Viajar en el tiempo es lo que propone “Titanic – The Exhibition”, la muestra con más de 200 objetos del famoso trasatlántico de trágico destino que ayer abrió sus puertas en el centro de Madrid.

Más que una visita, la exposición que ha recorrido varios países y permanece en la capital española hasta el 6 de octubre, ofrece la experiencia de trasladar al visitante hasta 1912, cuando los viajes para cruzar el Atlántico se hacían por mar y duraban varios días, cuando la palabra América era sinónimo de un mundo lejano y tierra de oportunidades y cuando las diferencias sociales se remarcaban en un buque con la división en clases de los camarotes.

En aquella época fue todo un acontecimiento la construcción del “Titanic”, que nacía como el crucero más imponente y rápido de la historia con capacidad para más de 2 mil pasajeros y 800 tripulantes. Todo un hito con el que acabó en su primer viaje un iceberg a la deriva, en una fría noche de abril.

El “Titanic”, el barco más famoso de la historia, sigue fascinando porque abarca los aspectos de toda la vida, nos identificamos con la historia de las personas que viajaron en él, explica el historiador sueco y comisario de la exposición Claes-Göran Wetterholm, que desde 1960 está dedicado en la historia del trasatlántico.

Para hacer más vívida la experiencia, de cada objeto expuesto se narra –a través de una audioguía– la historia que lo ha llevado hasta la muestra. Así, se puede encontrar el collar de Kate Phillips, en cuya historia de amor se basó James Cameron para rodar “Titanic”, una de las películas más taquilleras de la historia y que según Wetterholm “es la mejor película sobre lo que no ocurrió” en el buque. Estos objetos se pueden ver en la muestra junto con una foto de Phillips y su hija, que nació nueve meses después de la travesía.

La muestra reproduce a lo largo de 1,500 metros cuadrados camarotes de primera clase, así como de tercera clase.
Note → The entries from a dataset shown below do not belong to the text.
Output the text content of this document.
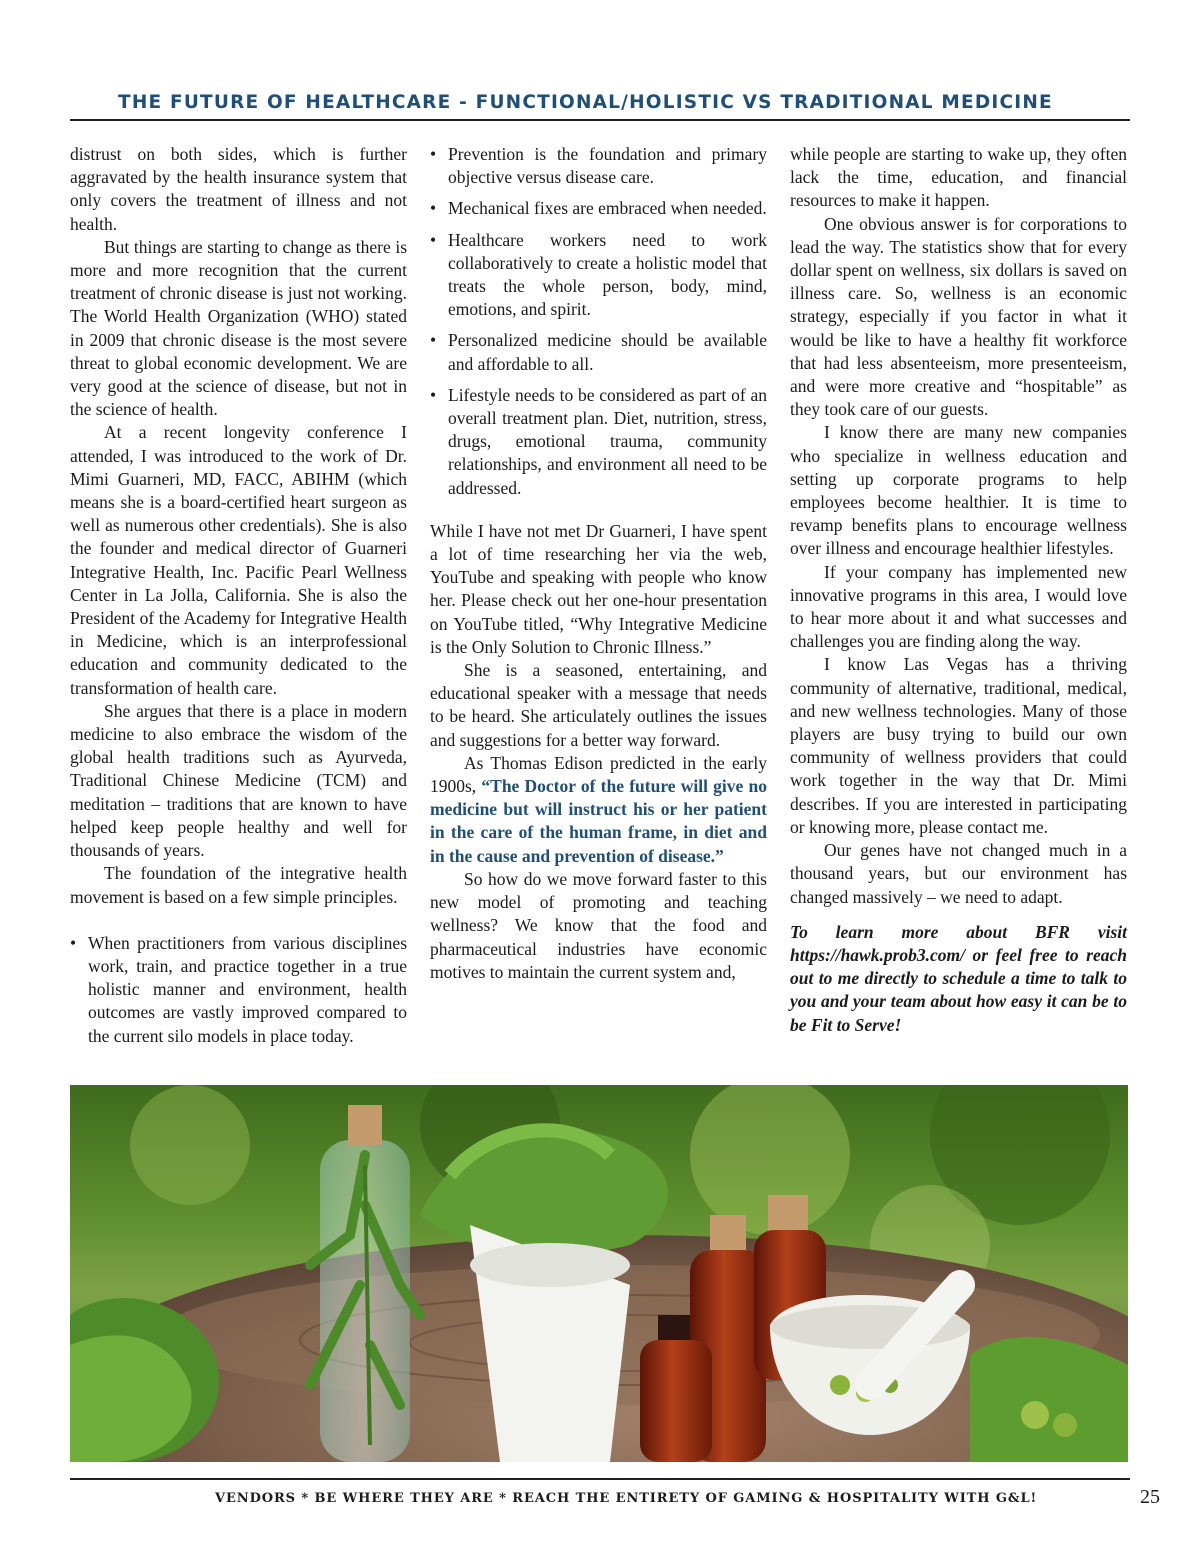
THE FUTURE OF HEALTHCARE - FUNCTIONAL/HOLISTIC VS TRADITIONAL MEDICINE

distrust on both sides, which is further aggravated by the health insurance system that only covers the treatment of illness and not health.

But things are starting to change as there is more and more recognition that the current treatment of chronic disease is just not working. The World Health Organization (WHO) stated in 2009 that chronic disease is the most severe threat to global economic development. We are very good at the science of disease, but not in the science of health.

At a recent longevity conference I attended, I was introduced to the work of Dr. Mimi Guarneri, MD, FACC, ABIHM (which means she is a board-certified heart surgeon as well as numerous other credentials). She is also the founder and medical director of Guarneri Integrative Health, Inc. Pacific Pearl Wellness Center in La Jolla, California. She is also the President of the Academy for Integrative Health in Medicine, which is an interprofessional education and community dedicated to the transformation of health care.

She argues that there is a place in modern medicine to also embrace the wisdom of the global health traditions such as Ayurveda, Traditional Chinese Medicine (TCM) and meditation – traditions that are known to have helped keep people healthy and well for thousands of years.

The foundation of the integrative health movement is based on a few simple principles.

• When practitioners from various disciplines work, train, and practice together in a true holistic manner and environment, health outcomes are vastly improved compared to the current silo models in place today.
• Prevention is the foundation and primary objective versus disease care.
• Mechanical fixes are embraced when needed.
• Healthcare workers need to work collaboratively to create a holistic model that treats the whole person, body, mind, emotions, and spirit.
• Personalized medicine should be available and affordable to all.
• Lifestyle needs to be considered as part of an overall treatment plan. Diet, nutrition, stress, drugs, emotional trauma, community relationships, and environment all need to be addressed.

While I have not met Dr Guarneri, I have spent a lot of time researching her via the web, YouTube and speaking with people who know her. Please check out her one-hour presentation on YouTube titled, “Why Integrative Medicine is the Only Solution to Chronic Illness.”

She is a seasoned, entertaining, and educational speaker with a message that needs to be heard. She articulately outlines the issues and suggestions for a better way forward.

As Thomas Edison predicted in the early 1900s, “The Doctor of the future will give no medicine but will instruct his or her patient in the care of the human frame, in diet and in the cause and prevention of disease.”

So how do we move forward faster to this new model of promoting and teaching wellness? We know that the food and pharmaceutical industries have economic motives to maintain the current system and,

while people are starting to wake up, they often lack the time, education, and financial resources to make it happen.

One obvious answer is for corporations to lead the way. The statistics show that for every dollar spent on wellness, six dollars is saved on illness care. So, wellness is an economic strategy, especially if you factor in what it would be like to have a healthy fit workforce that had less absenteeism, more presenteeism, and were more creative and “hospitable” as they took care of our guests.

I know there are many new companies who specialize in wellness education and setting up corporate programs to help employees become healthier. It is time to revamp benefits plans to encourage wellness over illness and encourage healthier lifestyles.

If your company has implemented new innovative programs in this area, I would love to hear more about it and what successes and challenges you are finding along the way.

I know Las Vegas has a thriving community of alternative, traditional, medical, and new wellness technologies. Many of those players are busy trying to build our own community of wellness providers that could work together in the way that Dr. Mimi describes. If you are interested in participating or knowing more, please contact me.

Our genes have not changed much in a thousand years, but our environment has changed massively – we need to adapt.

To learn more about BFR visit https://hawk.prob3.com/ or feel free to reach out to me directly to schedule a time to talk to you and your team about how easy it can be to be Fit to Serve!

VENDORS * BE WHERE THEY ARE * REACH THE ENTIRETY OF GAMING & HOSPITALITY WITH G&L!	25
Wetterholm recuerda que es un error creer que esta última clase viajase gente pobre, pues las ocho libras esterlinas que costaba el pasaje suponía el alquiler de una vivienda durante todo un año. Muchos de los pasajeros en estas habitaciones más modestas eran profesionales que ahorraron durante años para iniciar una nueva vida en el continente americano.

Con estos objetos ligados a sus historias personales se ha buscado además discernir entre la historia real y la leyenda.